Hip and lumbar spine disorders often coexist, and in 1983, Offierski and MacNab proposed the close relationship between them as the hip–spine syndrome (HSS) [1]. Since then, related studies have been conducted from various perspectives. The hip joint and lumbar spine are adjacent to each other via the pelvis, and special consideration of their relationship is required. The pelvis, which connects the hip joint and spine, experiences changes in its orientation due to the alignment of both joints, and its orientation might affect each other. Rivière et al. defined the interaction between the lumbopelvic complex and hip joint as the spine–hip relations (SHR) [2]. They stated that excessive posterior tilt of the pelvis might relatively reduce the femoral head coverage and induce osteoarthritis, thus raising the issue of spine–hip syndrome (SHS), in which malalignment of the spine affects the hip joint [[3], [4], [5]].
Hip overload due to decreased head coverage becomes a serious problem in hip dysplasia. If pelvic malalignment such as its posterior tilt relatively reduce the femoral head coverage and causes a similar pathology, the issue should be investigated from a preventive perspective.
To investigate the effect of pelvic orientation on the hip joint, the stress distribution of the hip joint can be simulated using finite-element analysis (FEA). Several studies using FEA have focused on the sagittal plane pelvic tilt and hip joint stress distribution and reported that the posterior pelvic tilt increases the stress in the load-bearing part of the anterosuperior acetabulum [6,7]. Pelvic tilt on the sagittal plane has been widely discussed; however, the pelvis is oriented not only on the sagittal plane but also on coronal and horizontal planes, and these orientations might change the femoral head coverage and hip stress distribution, leading to hip overload. Discussion about the effect of these orientations on these planes is limited [5]. Pelvic obliquity on the coronal plane was studied in relation to leg-length discrepancy and its effect on the hip joint [8]. The hip joint stress distribution on the coronal plane regarding lateral center-edge angles in periacetabular osteotomy has been reported recently [9]. In the horizontal plane, the acetabular anteversion angle is used as an index of the anterior coverage of the acetabulum [10]; however, whether pelvic rotation on the horizontal plane might relatively affect the hip joint coverage and stress distribution is not clear.

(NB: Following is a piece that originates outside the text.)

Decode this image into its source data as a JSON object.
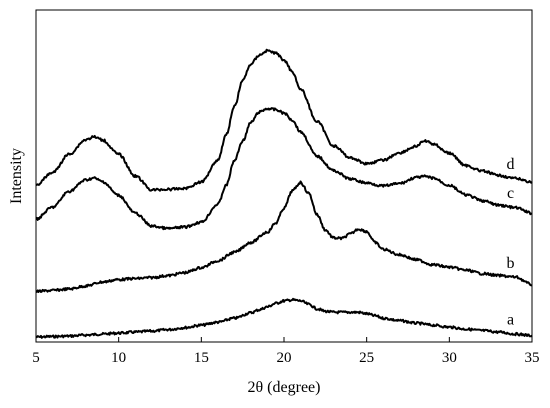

Studies on pelvic tilt and hip stress distribution using FEA are often aimed at cases of hip dysplasia, not at cases of intact hip joint with relatively decreased head coverage as per SHS researches. In addition, the orientation of the pelvis was investigated in one axis of motion in previous studies, not in all three axes of motion.
We hypothesized that specific pelvic orientation in the coronal and horizontal planes of the intact hip joint might lead to local stress accumulation in the acetabulum. This study aimed to examine how stress distribution of the intact hip joint changes under the three-dimensional orientation of the pelvis. Changes in the orientation as changes up to a maximum angle of 20° using 10° increments in each plane were analyzed.